In Lychen dann ein Stück Bienenstich auf die Hand. Mein erstes und einziges Stück Kuchen heute. Was war los, Georg? Ganz einfach: Nach dem addieren der Frühstückskalorien um 4:30 Uhr, wollte ich es mit dem Futtern sachte angehen lassen.

leichtes Kalorien Defizit
leichtes Kalorien Defizit

Nach dem leichten Bienenstich-Vesper ging es weiter, zu unserem nächsten echten Stop in Woldegk. Dorthin brachte uns erneut ein neuer Weg, da der direkte Weg dorthin nicht mehr existent war. Die Strasse war komplett entfernt und wir hätten mindestens drei Kilometer schieben müssen, worauf wir dankend verzichteten.

Nicht verzichten wollten wir jedoch auf die traditionelle Einkehr im Edeka, die mir Milchreis und ein leckeres Brötchen mit Frischkäse bescherte. Gestärkt ging es weiter Richtung Friedland und Anklam. Der nun folgende, seit jeher gehasste Sektor, zeigte sich heute seiner freundlichsten Seite: Leichter Schiebewind drückte uns quasi in Richtung Küste. Der Kavelpass wurde noch mit 90% Einsatz ausgefahren und dann war schon ratz-fatz Anklam erreicht. Nach liquider Stärkung dann auf den letzten 44 km langen Sektor nach Ückeritz.

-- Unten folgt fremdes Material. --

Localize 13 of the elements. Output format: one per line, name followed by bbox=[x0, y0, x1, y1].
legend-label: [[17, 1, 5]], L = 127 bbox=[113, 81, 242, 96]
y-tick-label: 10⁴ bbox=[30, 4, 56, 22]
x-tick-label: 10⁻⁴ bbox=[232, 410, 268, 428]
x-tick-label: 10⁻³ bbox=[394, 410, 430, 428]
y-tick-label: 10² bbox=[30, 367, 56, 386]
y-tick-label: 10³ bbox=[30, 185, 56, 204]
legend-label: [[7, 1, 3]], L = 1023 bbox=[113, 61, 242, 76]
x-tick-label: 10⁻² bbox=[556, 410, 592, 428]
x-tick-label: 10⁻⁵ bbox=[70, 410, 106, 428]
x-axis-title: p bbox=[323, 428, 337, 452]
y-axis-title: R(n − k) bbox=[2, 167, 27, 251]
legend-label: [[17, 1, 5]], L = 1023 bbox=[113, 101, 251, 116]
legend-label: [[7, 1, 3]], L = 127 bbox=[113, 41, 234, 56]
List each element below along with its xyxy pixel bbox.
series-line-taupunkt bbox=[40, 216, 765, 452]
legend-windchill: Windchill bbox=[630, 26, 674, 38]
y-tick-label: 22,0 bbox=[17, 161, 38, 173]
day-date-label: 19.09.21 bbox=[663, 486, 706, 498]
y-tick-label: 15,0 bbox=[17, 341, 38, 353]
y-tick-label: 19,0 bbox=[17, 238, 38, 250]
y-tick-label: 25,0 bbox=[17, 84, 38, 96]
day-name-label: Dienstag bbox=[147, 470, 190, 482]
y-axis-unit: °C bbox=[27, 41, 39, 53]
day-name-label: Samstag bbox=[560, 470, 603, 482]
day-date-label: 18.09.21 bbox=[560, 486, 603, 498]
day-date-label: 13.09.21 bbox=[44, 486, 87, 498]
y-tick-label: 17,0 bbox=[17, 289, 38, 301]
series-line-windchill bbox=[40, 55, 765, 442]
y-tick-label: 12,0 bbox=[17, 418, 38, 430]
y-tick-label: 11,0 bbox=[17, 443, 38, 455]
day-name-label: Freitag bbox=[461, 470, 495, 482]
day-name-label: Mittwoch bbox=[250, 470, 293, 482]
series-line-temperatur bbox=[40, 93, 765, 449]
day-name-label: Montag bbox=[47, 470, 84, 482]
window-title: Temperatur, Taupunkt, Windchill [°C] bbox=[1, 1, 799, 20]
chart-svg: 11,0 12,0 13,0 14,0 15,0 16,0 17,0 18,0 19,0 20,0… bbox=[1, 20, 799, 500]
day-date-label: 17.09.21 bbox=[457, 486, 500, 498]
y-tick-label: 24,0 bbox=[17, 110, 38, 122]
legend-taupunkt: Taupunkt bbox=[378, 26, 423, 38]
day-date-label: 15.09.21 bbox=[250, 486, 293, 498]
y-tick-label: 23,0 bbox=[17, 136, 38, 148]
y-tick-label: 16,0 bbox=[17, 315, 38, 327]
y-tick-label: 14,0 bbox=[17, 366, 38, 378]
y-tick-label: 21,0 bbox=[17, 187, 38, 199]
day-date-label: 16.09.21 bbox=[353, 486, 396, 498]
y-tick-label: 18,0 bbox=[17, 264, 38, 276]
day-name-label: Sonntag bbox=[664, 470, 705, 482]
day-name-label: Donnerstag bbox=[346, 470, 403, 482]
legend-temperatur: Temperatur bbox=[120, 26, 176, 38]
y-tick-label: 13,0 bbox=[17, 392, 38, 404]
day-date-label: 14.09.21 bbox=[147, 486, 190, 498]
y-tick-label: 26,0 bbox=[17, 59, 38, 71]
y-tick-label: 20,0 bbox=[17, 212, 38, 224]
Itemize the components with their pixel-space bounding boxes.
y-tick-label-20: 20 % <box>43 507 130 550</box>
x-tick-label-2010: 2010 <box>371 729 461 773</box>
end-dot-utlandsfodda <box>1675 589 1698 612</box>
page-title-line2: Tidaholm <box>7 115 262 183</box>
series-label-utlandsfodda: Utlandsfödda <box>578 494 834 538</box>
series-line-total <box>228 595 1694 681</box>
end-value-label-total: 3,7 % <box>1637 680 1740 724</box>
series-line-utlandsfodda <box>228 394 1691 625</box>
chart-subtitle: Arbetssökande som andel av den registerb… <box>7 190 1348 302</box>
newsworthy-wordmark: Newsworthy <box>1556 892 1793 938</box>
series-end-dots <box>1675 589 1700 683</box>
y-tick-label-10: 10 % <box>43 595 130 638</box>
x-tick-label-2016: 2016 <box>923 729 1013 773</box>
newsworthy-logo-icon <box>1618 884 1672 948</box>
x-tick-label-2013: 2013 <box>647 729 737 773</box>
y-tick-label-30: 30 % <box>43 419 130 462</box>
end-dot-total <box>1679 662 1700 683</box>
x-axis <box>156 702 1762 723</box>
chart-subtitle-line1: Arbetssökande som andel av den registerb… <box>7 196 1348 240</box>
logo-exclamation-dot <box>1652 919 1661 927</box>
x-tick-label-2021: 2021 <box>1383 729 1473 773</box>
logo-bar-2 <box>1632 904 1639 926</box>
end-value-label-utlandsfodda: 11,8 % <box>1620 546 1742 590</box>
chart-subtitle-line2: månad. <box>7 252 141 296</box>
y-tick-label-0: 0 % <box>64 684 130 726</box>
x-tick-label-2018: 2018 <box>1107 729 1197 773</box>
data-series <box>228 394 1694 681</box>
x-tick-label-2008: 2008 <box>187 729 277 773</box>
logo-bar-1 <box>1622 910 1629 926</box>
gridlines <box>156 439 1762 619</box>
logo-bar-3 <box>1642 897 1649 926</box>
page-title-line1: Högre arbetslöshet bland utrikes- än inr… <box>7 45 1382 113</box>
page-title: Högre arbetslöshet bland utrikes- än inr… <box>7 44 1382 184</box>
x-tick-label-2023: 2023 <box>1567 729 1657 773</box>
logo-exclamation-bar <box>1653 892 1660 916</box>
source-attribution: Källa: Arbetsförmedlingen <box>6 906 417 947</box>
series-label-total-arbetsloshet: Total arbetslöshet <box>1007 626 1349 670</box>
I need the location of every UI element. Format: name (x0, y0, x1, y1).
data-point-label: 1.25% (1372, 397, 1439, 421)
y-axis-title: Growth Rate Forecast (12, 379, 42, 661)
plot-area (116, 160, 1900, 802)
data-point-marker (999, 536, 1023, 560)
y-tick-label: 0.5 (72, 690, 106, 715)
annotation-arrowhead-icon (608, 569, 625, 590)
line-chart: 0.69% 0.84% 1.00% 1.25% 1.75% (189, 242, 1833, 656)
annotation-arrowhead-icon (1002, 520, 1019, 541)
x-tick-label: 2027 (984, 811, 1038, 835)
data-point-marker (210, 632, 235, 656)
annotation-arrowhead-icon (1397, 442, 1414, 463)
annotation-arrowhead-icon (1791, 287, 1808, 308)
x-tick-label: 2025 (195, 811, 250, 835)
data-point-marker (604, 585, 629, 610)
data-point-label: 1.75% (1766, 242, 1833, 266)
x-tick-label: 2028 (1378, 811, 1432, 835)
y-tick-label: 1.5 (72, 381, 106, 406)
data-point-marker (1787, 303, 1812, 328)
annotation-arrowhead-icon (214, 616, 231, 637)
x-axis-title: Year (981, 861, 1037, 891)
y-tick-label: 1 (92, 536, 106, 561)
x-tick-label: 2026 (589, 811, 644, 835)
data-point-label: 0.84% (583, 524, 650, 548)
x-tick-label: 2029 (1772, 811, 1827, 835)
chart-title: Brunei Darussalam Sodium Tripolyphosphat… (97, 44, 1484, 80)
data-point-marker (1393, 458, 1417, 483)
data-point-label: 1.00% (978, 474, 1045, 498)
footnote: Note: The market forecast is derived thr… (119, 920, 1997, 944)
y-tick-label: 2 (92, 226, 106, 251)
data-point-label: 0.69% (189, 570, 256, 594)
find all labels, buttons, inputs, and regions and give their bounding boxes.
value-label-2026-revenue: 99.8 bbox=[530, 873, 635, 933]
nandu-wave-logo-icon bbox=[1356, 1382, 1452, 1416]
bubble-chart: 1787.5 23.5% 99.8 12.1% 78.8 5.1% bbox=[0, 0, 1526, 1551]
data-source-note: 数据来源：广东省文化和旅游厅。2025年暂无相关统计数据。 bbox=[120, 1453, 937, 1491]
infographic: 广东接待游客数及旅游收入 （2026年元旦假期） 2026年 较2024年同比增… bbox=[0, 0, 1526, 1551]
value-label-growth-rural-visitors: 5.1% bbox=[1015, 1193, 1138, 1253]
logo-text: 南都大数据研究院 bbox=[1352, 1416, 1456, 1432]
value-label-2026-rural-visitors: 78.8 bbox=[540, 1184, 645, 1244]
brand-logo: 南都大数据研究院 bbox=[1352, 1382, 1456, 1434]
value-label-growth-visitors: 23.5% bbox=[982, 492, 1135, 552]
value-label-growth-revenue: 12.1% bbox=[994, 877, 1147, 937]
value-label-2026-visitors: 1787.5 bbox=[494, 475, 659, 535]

Heute ohne hupende und nervende Autofahrer. Fantastisch! So ging es zu unserem Tagesziel, auf direktem Weg, in die erfrischenden Wellen der Ostsee!

Fazit: Selten solch eine harmonische Fahrt dort hoch erlebt.  Für mich gab es heute auch keine Hänger-Sektoren oder tiefe-Form-Täler in die ich gefallen bin oder wäre. Es rollte von Anfang bis Ende hervorragend. Das lag sicher auch an der tollen Truppe die sich heute zusammen gefunden hatte. Vielen Dank fürs Mitnehmen!